Hi @apromaco ,
There may be a problem with the cable.
Try disconnecting the wires from the jack that you soldered and measure the resistance from the inner wire of the cable to the tip of the jack at the other end of the cable.
Then measure the resistance from the shield wire of the cable to the sleeve of the jack at the other end.
Then measure between the two wires of the cable and check that there is no connection between them.
You can also measure the jack from connector terminal to tip for continuity - 0 Ohms, and also the same for the sleeve and between tip and sleeve (no continuity) to make sure that the jack is still OK after your soldering efforts, which aren't too bad, I’ve seen a lot worse ;-)
Tip for future when connecting the shield wire to the sleeve, double it back over the cable sheath and crimp it between the cable sheath and the crimp lugs that way you won't have to solder it to the sleeve and apply a lot of heat which may damage the cable sheath and possibly the centre wire. You can cut off any excess that goes back past the crimp lugs.
Alternatively “tin” the sleeve i.e. coat it with solder, where you want to solder the shield wire to, beforehand and also “tin” the shield wires as well that way when you go to solder the wire to the sleeve it will solder more quickly meaning that you don’t have to heat up the jack so much for the solder to melt in both the shield wire and the sleeve connection
With the centre wire ensure that the insulation that covers the wire goes right up to the terminal connector and if possible put a piece of suitably sized heatshrink tubing over the wire, slide it back so that you can solder the wire to the terminal ("tin" the wire and the terminal first - leave the hole open) before passing the wire through the hole and then quickly solder it i.e. you shouldn't need to hold the soldering iron on for long as both the wire and the terminal are already “soldered” and will solder more quickly.
Doing this should prevent the centre wire insulation from melting back too far due to heat.

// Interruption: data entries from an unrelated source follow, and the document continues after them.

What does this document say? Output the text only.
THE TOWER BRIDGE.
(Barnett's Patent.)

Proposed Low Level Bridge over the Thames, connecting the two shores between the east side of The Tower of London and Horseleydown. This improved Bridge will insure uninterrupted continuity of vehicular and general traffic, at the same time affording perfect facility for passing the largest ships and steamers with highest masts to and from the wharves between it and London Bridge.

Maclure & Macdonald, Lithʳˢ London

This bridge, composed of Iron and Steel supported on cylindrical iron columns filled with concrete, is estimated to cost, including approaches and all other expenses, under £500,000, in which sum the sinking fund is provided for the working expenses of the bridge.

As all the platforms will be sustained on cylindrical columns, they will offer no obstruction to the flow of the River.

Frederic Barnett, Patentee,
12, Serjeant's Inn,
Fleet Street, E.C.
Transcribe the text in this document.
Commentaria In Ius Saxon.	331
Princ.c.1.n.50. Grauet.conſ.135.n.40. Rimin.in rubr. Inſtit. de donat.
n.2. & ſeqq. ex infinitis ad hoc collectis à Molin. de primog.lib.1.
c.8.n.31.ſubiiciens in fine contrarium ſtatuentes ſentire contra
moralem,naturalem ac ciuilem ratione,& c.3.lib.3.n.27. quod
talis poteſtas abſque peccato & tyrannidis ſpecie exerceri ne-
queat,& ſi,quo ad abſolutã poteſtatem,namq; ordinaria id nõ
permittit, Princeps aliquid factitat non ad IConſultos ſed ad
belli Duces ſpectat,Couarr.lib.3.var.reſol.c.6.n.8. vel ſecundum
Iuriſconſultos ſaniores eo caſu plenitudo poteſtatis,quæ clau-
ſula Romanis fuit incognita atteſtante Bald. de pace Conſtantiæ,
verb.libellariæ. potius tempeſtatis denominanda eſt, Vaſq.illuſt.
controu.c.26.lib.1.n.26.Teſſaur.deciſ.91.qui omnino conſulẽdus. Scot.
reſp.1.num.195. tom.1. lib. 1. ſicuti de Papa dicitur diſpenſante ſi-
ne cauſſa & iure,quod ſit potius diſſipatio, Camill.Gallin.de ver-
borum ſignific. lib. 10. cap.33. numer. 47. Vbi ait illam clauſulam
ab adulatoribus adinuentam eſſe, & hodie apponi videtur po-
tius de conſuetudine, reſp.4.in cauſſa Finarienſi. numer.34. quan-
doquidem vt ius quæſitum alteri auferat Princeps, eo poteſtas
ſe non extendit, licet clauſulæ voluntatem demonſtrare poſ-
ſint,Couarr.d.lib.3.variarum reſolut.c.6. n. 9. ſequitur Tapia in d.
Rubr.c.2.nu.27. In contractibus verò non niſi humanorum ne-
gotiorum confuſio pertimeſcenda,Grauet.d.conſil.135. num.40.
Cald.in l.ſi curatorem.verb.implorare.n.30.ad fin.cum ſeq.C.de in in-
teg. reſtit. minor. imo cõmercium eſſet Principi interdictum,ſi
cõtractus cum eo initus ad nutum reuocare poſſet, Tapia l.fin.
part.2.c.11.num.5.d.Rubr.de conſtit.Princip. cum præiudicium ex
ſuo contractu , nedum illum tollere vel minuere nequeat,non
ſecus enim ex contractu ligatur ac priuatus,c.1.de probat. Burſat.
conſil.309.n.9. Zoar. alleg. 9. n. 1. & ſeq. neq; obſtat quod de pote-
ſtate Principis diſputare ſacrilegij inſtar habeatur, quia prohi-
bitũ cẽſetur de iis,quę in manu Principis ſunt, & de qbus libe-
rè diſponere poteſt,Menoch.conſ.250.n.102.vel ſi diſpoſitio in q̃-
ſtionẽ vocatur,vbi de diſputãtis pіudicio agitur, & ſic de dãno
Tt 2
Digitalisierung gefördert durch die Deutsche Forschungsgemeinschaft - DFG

Then push the heatshrink tube forward over the terminal to ensure that the wire and terminal is covered thus preventing any possible future problems regarding shorting out. The heatshrink tube can be "shrunk" down to wrap tightly around the connection by applying the soldering iron directly onto the tubing. It won't melt it will shrink it. Obviously only do this for long enough to get the desired result.